One of the biggest risks to Apple’s stock price and profit growth, ironically, stems from one of the company’s most amazing strengths:Its shockingly high profit margin.
Profit margins for hardware companies are normally in the single-digits, because hardware is generally a brutally competitive business. The big profits, meanwhile, have gone to the software providers–like Microsoft–which have low cost-of-goods sold and can sell the same product to different hardware manufacturers.
By building integrated hardware and software devices, however–and achieving enormous scale and market share–Apple has turned this normal relationship on its head.
And with the mind-blowing success and profitability of its biggest product, the iPhone, Apple’s profit margin has steadily increased–to the point that its margins now blow away those of most software companies.
Here’s a chart from Y Charts showing the steady increase over the last couple of years through March of this year:
Photo: Y Charts
Those margin gains have helped Apple’s stock price blast to $600 and beyond… because there’s nothing the market likes more than a fast-growing company with expanding margins.
But all good things usually come to an end, and margin expansion has to stop–if not reverse–somewhere.
One of the big risks for Apple’s future stock performance, therefore, is the threat that its profit margins will now either peak, or, worse, begin to decline.
And there are many reasons to think that that may happen sooner rather than later:
- Apple’s profit margin has now hit an amazingly high level for a hardware company, and nothing goes up forever (especially profit margins).
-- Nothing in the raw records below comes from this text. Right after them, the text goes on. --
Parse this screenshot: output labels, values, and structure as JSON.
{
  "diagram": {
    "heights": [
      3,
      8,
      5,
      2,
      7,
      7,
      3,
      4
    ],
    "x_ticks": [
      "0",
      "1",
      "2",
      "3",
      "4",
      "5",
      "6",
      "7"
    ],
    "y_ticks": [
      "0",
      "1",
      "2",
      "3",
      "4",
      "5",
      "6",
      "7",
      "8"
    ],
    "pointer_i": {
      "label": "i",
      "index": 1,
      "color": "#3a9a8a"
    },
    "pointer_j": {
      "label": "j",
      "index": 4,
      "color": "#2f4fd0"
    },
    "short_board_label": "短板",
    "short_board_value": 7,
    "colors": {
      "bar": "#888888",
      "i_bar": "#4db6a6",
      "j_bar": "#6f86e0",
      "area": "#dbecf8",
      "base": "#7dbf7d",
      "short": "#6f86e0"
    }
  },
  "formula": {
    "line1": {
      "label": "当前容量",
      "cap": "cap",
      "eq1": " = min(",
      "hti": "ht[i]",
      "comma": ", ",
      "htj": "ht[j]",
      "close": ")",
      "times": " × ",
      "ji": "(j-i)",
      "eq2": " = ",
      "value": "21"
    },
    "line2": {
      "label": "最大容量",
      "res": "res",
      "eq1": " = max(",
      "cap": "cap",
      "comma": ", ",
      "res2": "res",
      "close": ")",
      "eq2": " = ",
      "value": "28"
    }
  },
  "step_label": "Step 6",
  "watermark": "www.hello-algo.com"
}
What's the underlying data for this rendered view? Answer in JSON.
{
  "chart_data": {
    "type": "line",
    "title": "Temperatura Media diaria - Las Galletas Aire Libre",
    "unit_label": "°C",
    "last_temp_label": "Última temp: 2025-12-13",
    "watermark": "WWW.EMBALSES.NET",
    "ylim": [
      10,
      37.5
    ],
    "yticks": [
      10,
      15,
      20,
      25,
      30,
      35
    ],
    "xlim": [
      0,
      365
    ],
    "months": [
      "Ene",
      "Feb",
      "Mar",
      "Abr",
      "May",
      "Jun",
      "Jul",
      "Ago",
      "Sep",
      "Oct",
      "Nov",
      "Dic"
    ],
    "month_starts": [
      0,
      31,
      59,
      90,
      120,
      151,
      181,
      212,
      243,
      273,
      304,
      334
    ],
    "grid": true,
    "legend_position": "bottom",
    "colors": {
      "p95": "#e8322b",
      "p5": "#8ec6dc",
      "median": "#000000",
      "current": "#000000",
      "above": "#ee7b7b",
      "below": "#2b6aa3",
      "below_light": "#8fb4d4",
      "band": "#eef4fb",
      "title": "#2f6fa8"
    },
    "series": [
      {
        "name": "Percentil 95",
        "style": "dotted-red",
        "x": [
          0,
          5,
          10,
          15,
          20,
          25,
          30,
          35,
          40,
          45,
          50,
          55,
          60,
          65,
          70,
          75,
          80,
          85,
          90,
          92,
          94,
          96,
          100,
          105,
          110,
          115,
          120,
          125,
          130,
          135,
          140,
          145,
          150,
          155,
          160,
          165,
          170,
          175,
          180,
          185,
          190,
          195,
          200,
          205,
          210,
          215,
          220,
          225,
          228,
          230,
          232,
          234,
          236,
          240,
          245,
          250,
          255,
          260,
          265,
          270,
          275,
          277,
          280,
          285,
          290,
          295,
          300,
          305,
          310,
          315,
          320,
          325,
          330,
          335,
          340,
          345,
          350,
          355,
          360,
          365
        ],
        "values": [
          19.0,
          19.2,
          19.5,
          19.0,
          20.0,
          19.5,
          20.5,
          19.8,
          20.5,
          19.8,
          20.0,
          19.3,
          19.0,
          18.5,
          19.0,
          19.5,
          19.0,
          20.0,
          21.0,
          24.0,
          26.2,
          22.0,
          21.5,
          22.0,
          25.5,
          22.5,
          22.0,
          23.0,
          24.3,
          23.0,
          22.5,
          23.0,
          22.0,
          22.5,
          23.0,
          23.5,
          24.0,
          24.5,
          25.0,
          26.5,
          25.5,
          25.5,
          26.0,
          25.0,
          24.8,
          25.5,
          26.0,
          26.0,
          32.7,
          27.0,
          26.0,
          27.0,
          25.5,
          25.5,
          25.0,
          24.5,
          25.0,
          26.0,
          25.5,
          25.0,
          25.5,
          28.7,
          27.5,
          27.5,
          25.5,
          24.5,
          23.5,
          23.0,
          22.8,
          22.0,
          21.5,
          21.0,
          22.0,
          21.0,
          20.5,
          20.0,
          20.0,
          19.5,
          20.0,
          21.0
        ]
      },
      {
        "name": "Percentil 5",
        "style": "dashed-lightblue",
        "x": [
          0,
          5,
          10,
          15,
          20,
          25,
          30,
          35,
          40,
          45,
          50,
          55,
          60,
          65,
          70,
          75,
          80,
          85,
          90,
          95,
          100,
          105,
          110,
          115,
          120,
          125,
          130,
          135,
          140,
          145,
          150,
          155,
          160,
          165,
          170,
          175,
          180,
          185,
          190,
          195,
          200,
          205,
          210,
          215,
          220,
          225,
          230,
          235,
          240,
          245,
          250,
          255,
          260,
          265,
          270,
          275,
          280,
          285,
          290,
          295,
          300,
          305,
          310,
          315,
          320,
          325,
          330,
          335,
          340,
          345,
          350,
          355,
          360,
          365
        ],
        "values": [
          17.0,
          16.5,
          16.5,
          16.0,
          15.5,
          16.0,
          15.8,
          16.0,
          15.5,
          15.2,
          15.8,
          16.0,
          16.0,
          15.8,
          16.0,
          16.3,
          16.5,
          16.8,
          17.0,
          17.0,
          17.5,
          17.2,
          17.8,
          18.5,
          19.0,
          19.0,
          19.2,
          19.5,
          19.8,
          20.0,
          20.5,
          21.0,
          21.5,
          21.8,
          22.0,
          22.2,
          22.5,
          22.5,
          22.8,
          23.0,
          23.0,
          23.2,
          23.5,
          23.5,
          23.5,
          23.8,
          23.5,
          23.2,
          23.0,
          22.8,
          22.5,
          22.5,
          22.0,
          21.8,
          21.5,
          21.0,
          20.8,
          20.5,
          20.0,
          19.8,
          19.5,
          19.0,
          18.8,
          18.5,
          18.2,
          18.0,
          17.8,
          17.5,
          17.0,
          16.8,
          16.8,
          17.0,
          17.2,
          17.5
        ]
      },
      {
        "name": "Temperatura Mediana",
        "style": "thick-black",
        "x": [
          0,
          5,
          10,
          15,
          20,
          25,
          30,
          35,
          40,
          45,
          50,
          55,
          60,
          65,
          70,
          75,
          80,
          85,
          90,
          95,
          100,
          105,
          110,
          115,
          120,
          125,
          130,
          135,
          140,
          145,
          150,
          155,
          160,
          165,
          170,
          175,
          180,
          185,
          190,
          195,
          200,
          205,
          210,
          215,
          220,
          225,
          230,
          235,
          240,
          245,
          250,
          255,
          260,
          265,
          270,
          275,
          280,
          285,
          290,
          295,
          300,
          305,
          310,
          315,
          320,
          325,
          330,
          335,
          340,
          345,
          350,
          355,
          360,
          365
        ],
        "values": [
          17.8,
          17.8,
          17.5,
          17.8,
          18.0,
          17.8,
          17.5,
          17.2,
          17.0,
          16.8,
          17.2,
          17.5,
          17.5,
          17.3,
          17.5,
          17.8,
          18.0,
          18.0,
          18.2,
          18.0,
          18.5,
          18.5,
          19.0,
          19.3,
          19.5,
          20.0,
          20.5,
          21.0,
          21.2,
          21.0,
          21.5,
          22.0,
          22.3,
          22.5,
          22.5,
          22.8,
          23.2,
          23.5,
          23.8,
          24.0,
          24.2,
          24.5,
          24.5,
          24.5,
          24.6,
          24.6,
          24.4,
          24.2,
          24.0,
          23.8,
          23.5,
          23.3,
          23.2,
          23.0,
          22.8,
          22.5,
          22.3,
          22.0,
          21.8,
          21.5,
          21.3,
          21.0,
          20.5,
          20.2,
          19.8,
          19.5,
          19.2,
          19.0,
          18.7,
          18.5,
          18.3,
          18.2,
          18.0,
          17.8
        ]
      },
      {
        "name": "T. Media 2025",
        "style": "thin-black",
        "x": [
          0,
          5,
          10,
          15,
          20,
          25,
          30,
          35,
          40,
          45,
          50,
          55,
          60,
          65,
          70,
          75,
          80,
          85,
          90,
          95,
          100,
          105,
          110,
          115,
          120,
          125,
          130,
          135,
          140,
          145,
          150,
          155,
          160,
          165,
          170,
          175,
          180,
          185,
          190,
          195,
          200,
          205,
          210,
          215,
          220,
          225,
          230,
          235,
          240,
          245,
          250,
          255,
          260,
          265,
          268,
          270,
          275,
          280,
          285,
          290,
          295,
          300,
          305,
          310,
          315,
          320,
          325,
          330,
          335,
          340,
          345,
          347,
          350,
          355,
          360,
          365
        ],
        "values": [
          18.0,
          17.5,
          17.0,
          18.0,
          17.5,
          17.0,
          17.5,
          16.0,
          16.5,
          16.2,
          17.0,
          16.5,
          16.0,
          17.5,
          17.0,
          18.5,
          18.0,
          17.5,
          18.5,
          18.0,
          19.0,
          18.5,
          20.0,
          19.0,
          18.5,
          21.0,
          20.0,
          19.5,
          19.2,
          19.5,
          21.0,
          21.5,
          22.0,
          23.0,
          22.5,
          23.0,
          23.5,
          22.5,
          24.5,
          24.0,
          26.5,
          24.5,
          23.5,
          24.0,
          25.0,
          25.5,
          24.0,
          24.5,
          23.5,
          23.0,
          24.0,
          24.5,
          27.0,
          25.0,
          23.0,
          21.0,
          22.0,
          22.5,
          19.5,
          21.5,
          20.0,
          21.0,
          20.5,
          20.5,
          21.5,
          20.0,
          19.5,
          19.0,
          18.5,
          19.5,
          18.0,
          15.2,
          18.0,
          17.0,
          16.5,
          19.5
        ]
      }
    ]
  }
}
Apple’s margin is now nearly 30%, after tax. This is nearly unthinkably high.
- The competition is getting much, much better. Apple is able to generate this profit margin because it usually has the highest prices and lowest unit costs in the industry. But the latest generation of phone from Samsung is arguably better than Apple’s current iPhone (which may be part of the reason for Apple’s weak iPhone sales this quarter) and Google’s latest tablet, meanwhile, is getting rave reviews–and will sell for half the price of the low-price iPad.
- Apple’s sales mix is shifting toward lower-priced products. One of the reasons for Apple’s weak June-quarter results and low margin guidance for the September quarter is the mix of iPhone and iPad sales. Both products are seeing a higher percentage of unit sales coming from lower-priced versions than the state-of-the-art versions. This suggests that price will become more and more of an issue, especially with smartphones and tablets further penetrating the mass market and the competition rapidly improving.
- The next 1-billion smartphone and tablet buyers are going to be much more price-sensitive than the first 1-billion. There are now about 1 billion smartphones in the world, out of a total of about 6 billion cell phones. Smartphone growth, therefore, will continue apace–but the incremental buyers are likely to be much more price sensitive than the first generation. Why? Because they have a lot less money.
- The iPad is accounting for a bigger and bigger share of Apple’s overall revenue–and iPad margins are lower than iPhone margins. The average selling price of the iPad also dropped sharply year over year, on account of the mix of lower-priced and higher-priced versions. Apple’s iPad unit sales jumped 84% year over year, but revenue only rose 52%.
- Apple may be planning to roll out a new smaller table to compete with the Kindle and Google’s Nexus 7, both of which are priced at $200. It seems highly unlikely that Apple will generate the same profit margin on this device than it does on the current iPad.
Put all of this and other important factors together, and we have just seen the first quarter in recent history in which Apple’s profit margin declined year over year, albeit very modestly. (Given the shortfall in iPhone sales, it’s actually remarkable that Apple’s margin didn’t decline even further).
Specifically, Apple’s profit margin declined to 25% in the June quarter, versus the 25.5% posted last year.
There were also several seasonal and macro-economic factors that hurt the company this quarter–namely the upcoming product transition to the iPhone 5 and economic weakness in Europe. And the company’s margin will likely leap again in the December quarter, after the iPhone 5 arrives.
But, overall, it seems as though big clouds are gathering with respect to the outlook for Apple’s future profit margins. And that risk will continue to weigh on the stock price. Because as much as the market loves expanding margins, it loathes contracting ones.